Dis-moi si tu as passé des tests.
— On
me les a faits à la clinique où l’on m’a posé des agrafes sur
le bras. Crois-moi, je n’ai rien.
— Moi
non plus. Au cas où tu te poserais la question.
Je
retire mon autre sandale, ravie qu’il ne se soit pas moqué de moi
et qu’il n’ait pas rechigné à entendre toutes mes questions.
— À
toi, Alex.
— Est-ce
que tu as déjà pensé faire l’amour avec moi ?
Il
enlève sa chaussette sans se faire prier.
— Alex,
je suis vierge. Et si je faisais quelque chose de mal ?
— Mal,
ça n’a pas de sens, ici. Tu ne passes pas un examen. Nous sommes
seuls, toi et moi. Nous sommes coupés du reste du monde, d’accord ?
— D’accord.
Ses
yeux brillent. Serait-elle en train de pleurer ?
— Je
ne te mérite pas. Tu le sais ça, querida ?
— Quand
comprendras-tu que tu es un garçon bien ?
Comme
je ne réponds rien, Brittany penche ma tête vers la sienne.
— Mon
corps est à toi ce soir, Alex. Est-ce que tu en as envie ?
— Mon
Dieu, oui.
Tout
en l’embrassant, je baisse mon jean et mon caleçon, puis je la
serre fort, savourant la douceur et la chaleur de son corps contre le
mien.
— Tu
n’as pas peur ? dis-je en chuchotant, afin de m’assurer
qu’elle est aussi prête que je le suis.
— Un
peu mais j’ai confiance en toi.
— Détends-toi,
preciosa.
— J’essaie.
— Cela
ne marchera pas tant que tu ne seras pas détendue.
Je
m’éloigne légèrement pour attraper, les mains tremblantes, un
préservatif.
— Tu
es sûre de vouloir y aller ?
— Oui,
oui, je suis sûre. Je t’aime, Alex. Je t’aime, répète-t-elle
presque au désespoir.
Je
me laisse pénétrer par ses mots et je me retiens, je ne veux pas
lui faire mal. Mais quelle illusion. La première fois pour une fille
est toujours douloureuse, peu importe la délicatesse du garçon.

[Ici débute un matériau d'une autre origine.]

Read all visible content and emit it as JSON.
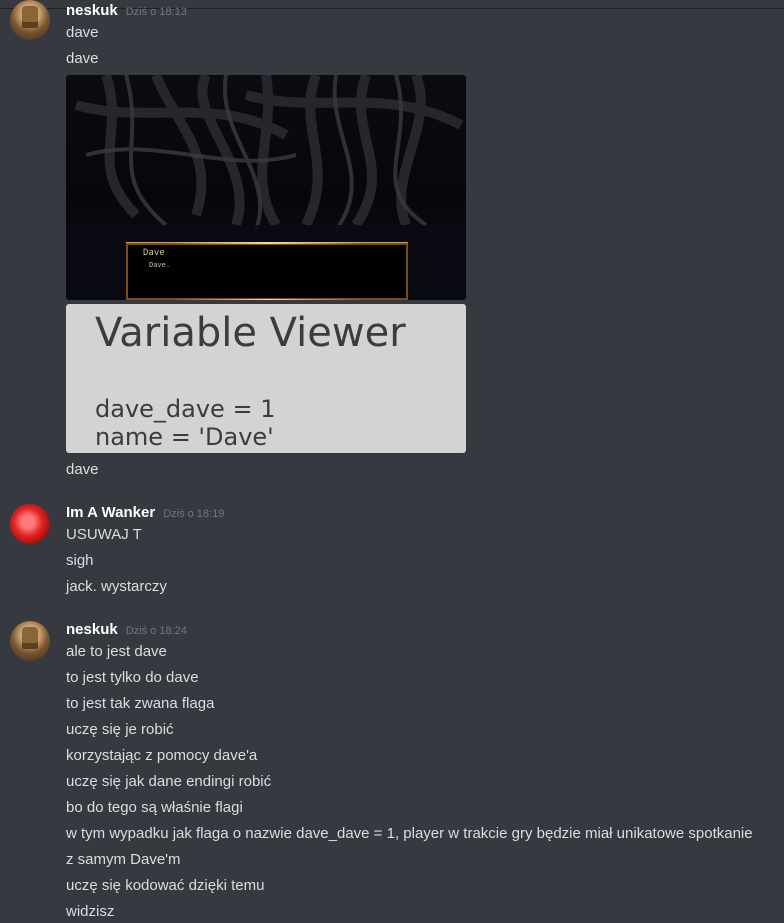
{
  "messages": [
    {
      "author": "neskuk",
      "timestamp": "Dziś o 18:13",
      "lines": [
        "dave",
        "dave"
      ],
      "game_screenshot": {
        "dialog_name": "Dave",
        "dialog_text": "Dave."
      },
      "variable_viewer": {
        "title": "Variable Viewer",
        "line1": "dave_dave = 1",
        "line2": "name = 'Dave'"
      },
      "after": "dave"
    },
    {
      "author": "Im A Wanker",
      "timestamp": "Dziś o 18:19",
      "lines": [
        "USUWAJ T",
        "sigh",
        "jack. wystarczy"
      ]
    },
    {
      "author": "neskuk",
      "timestamp": "Dziś o 18:24",
      "lines": [
        "ale to jest dave",
        "to jest tylko do dave",
        "to jest tak zwana flaga",
        "uczę się je robić",
        "korzystając z pomocy dave'a",
        "uczę się jak dane endingi robić",
        "bo do tego są właśnie flagi",
        "w tym wypadku jak flaga o nazwie dave_dave = 1, player w trakcie gry będzie miał unikatowe spotkanie",
        "z samym Dave'm",
        "uczę się kodować dzięki temu",
        "widzisz"
      ]
    }
  ],
  "colors": {
    "background": "#36393f",
    "text": "#dcddde",
    "username": "#ffffff",
    "timestamp": "#72767d"
  },
  "icons": {
    "avatar_neskuk": "avatar-icon",
    "avatar_wanker": "avatar-icon"
  }
}
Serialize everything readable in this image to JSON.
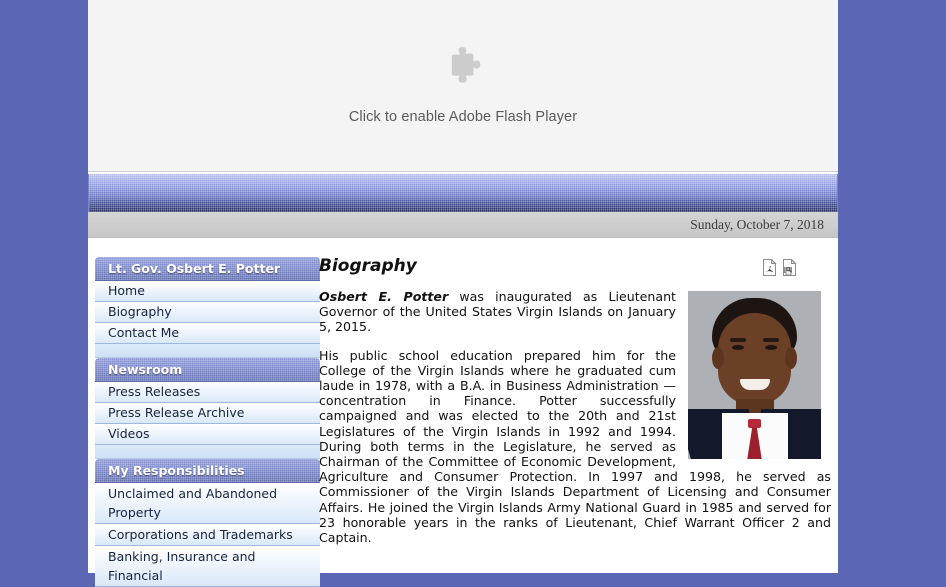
{
  "flash": {
    "icon": "puzzle-piece-icon",
    "label": "Click to enable Adobe Flash Player"
  },
  "date_bar": {
    "date": "Sunday, October 7, 2018"
  },
  "sidebar": {
    "sections": [
      {
        "header": "Lt. Gov. Osbert E. Potter",
        "items": [
          {
            "label": "Home",
            "active": false
          },
          {
            "label": "Biography",
            "active": false
          },
          {
            "label": "Contact Me",
            "active": false
          }
        ]
      },
      {
        "header": "Newsroom",
        "items": [
          {
            "label": "Press Releases",
            "active": false
          },
          {
            "label": "Press Release Archive",
            "active": false
          },
          {
            "label": "Videos",
            "active": false
          }
        ]
      },
      {
        "header": "My Responsibilities",
        "items": [
          {
            "label": "Unclaimed and Abandoned Property",
            "active": false
          },
          {
            "label": "Corporations and Trademarks",
            "active": false
          },
          {
            "label": "Banking, Insurance and Financial",
            "active": false
          }
        ]
      }
    ]
  },
  "content": {
    "title": "Biography",
    "actions": [
      {
        "name": "pdf-icon",
        "label": "PDF"
      },
      {
        "name": "print-preview-icon",
        "label": "Print"
      }
    ],
    "portrait_alt": "Osbert E. Potter portrait",
    "paragraphs": [
      {
        "lead": "Osbert E. Potter",
        "text": " was inaugurated as Lieutenant Governor of the United States Virgin Islands on January 5, 2015."
      },
      {
        "lead": "",
        "text": "His public school education prepared him for the College of the Virgin Islands where he graduated cum laude in 1978, with a B.A. in Business Administration — concentration in Finance.  Potter successfully campaigned and was elected to the 20th and 21st Legislatures of the Virgin Islands in 1992 and 1994. During both terms in the Legislature, he served as Chairman of the Committee of Economic Development, Agriculture and Consumer Protection. In 1997 and 1998, he served as Commissioner of the Virgin Islands Department of Licensing and Consumer Affairs.  He joined the Virgin Islands Army National Guard in 1985 and served for 23 honorable years in the ranks of Lieutenant, Chief Warrant Officer 2 and Captain."
      }
    ]
  },
  "colors": {
    "page_background": "#5b66b4",
    "nav_header_gradient_top": "#8f9ad4",
    "nav_header_gradient_bottom": "#6672ad",
    "nav_item_background": "#e8f1fb",
    "banner_dark": "#232c5e",
    "text": "#111111"
  }
}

J’aimerais lui dire ce que je ressens, à quel point elle occupe
tout mon être. Mais j’en suis incapable : les mots refusent
de sortir de ma bouche.
— Viens,
m’incite-t-elle, sentant mon hésitation.
Alors
je n’hésite plus. Je la vois retenir son souffle et je voudrais
juste lui épargner toute douleur.
Une
larme coule sur sa joue. Tant d’émotion me fend le cœur. Pour la
première fois depuis la vision de mon père étendu mort devant moi,
une larme coule de mes yeux. Elle la cueille de ses lèvres, me
tenant la tête entre ses mains.
— Tout
va bien, Alex.
C’est
faux. Il faut que je fasse de ce moment un moment parfait. Je n’aurai
peut-être pas d’autre chance et il faut qu’elle connaisse tout
le plaisir que l’on peut éprouver. Je me concentre uniquement sur
elle, cherchant éperdument à rendre cet instant magique.
Après,
je l’attire à côté de moi. Elle se blottit contre ma poitrine
tandis que je caresse ses cheveux, l’un comme l’autre souhaitant
que cela se prolonge le plus longtemps possible.
Je
n’arrive toujours pas à croire qu’elle m’ait offert son corps.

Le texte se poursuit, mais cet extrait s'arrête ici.